To deploy a platform on a single machine, it is, hence, sufficient to install
beat.web
to get the full BEAT software stack installed. The recipe is as
follows:
$ # after downloading and extracting the beat.web package
$ python bootstrap-buildout.py
$ ./bin/buildout
These two commands should download and install all non-installed dependencies and generate a fully operational test and development environment.
Note
cpulimit has been superseded by the use of Docker
Tip
If you’d like to speed-up the installation, it is strongly advised you
prepare a preset virtual environment (see the virtualenv package) with all
required dependencies, so that ./bin/buildout
does not download and
installs all of them every time you cleanup. This technique should allow you
to quickly clean-up and re-start your working environment which is useful
during development.
In order to fetch currently needed dependencies, run:
$ ./bin/buildout #to setup once
$ ./bin/pip freeze > requirements.txt
Examine the file requirements.txt
and remove packages you are either
developing locally (e.g., all that are under src
) or that you think you
don’t need. The command pip freeze
reports all installed packages and not
only those which are needed by your project. If the Python prompt you used
for bootstrapping already had a good set of packages installed, you may see
them there.
Once you have a satisfying requirements.txt
file, you may proceed to
recreate a virtualenv you’ll use for your development. Just call:
$ virtualenv ~/work/beat-env #--system-site-packages
To create the virtual environment. This new environment does not contain
system packages by default. You may override that by specifying
--system-site-packages
as suggested above. Then, install the required
packages on your new virtual environment:
$ ~/work/beat-env/bin/pip install -r requirements.txt
After that step is done, your virtual environment is ready for deployment.
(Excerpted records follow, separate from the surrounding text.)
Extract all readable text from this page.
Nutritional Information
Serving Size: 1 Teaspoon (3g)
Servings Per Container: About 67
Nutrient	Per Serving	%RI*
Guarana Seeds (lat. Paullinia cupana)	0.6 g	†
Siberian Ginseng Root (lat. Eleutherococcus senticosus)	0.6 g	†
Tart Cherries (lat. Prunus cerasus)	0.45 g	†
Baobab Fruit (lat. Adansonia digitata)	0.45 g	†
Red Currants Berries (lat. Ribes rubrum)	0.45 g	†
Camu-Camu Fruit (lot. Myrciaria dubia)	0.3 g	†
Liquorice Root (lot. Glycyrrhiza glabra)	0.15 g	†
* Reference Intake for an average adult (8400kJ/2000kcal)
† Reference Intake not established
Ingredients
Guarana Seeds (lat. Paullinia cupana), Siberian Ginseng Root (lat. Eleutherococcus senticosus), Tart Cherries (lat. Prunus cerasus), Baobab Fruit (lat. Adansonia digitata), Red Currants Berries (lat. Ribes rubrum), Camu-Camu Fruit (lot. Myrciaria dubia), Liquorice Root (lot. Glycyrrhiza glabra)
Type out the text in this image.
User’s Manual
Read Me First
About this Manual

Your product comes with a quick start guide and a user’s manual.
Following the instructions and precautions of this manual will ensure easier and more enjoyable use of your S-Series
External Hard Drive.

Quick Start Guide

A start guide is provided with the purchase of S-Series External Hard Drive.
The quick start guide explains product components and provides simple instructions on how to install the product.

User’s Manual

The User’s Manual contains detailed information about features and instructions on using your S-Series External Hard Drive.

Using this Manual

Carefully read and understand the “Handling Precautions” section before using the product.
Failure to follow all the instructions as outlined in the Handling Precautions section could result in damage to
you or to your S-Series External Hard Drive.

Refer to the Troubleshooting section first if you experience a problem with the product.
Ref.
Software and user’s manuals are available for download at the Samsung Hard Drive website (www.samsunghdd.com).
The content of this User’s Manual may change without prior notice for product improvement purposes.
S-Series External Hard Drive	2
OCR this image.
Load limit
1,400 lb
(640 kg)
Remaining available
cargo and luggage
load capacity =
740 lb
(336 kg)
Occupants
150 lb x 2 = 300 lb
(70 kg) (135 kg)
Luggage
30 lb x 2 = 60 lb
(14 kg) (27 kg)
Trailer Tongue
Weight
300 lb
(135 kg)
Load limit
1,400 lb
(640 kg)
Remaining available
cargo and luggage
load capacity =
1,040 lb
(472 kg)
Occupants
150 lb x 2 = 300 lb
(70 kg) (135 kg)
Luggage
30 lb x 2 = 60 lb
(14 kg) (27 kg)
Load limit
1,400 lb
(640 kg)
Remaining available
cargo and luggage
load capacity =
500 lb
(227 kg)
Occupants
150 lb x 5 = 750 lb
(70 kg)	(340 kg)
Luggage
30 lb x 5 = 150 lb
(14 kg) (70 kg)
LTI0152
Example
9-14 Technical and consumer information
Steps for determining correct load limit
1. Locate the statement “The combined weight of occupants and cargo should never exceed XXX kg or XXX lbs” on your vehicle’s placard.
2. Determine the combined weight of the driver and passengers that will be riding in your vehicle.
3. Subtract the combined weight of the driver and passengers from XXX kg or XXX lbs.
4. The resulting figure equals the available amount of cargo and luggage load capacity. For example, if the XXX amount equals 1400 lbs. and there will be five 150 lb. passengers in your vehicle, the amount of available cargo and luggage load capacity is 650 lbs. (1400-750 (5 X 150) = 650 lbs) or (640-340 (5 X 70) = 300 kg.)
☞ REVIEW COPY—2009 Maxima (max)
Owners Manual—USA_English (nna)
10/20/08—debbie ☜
You may now start from scratch to develop beat.web
taking as base the
Python interpreter on your virtualenv:
$ cd beat.web
$ git clean -fdx #full clean-up
$ ~/work/beat-env/bin/python bootstrap-buildout.py
$ ./bin/buildout
You’ll realize the buildout step now takes considerably less time and you may
repeat this last step as much as needed. pip
is a very flexible tool and
you may use it to manage the virtualenv installing and removing packages as
needed.
5.2. Documentation¶
The documentation project is divided in 3 parts. The user guide is the only one
which is automatically built as part of the buildout
procedure. The API and
administrators guide need to be manually compiled if required.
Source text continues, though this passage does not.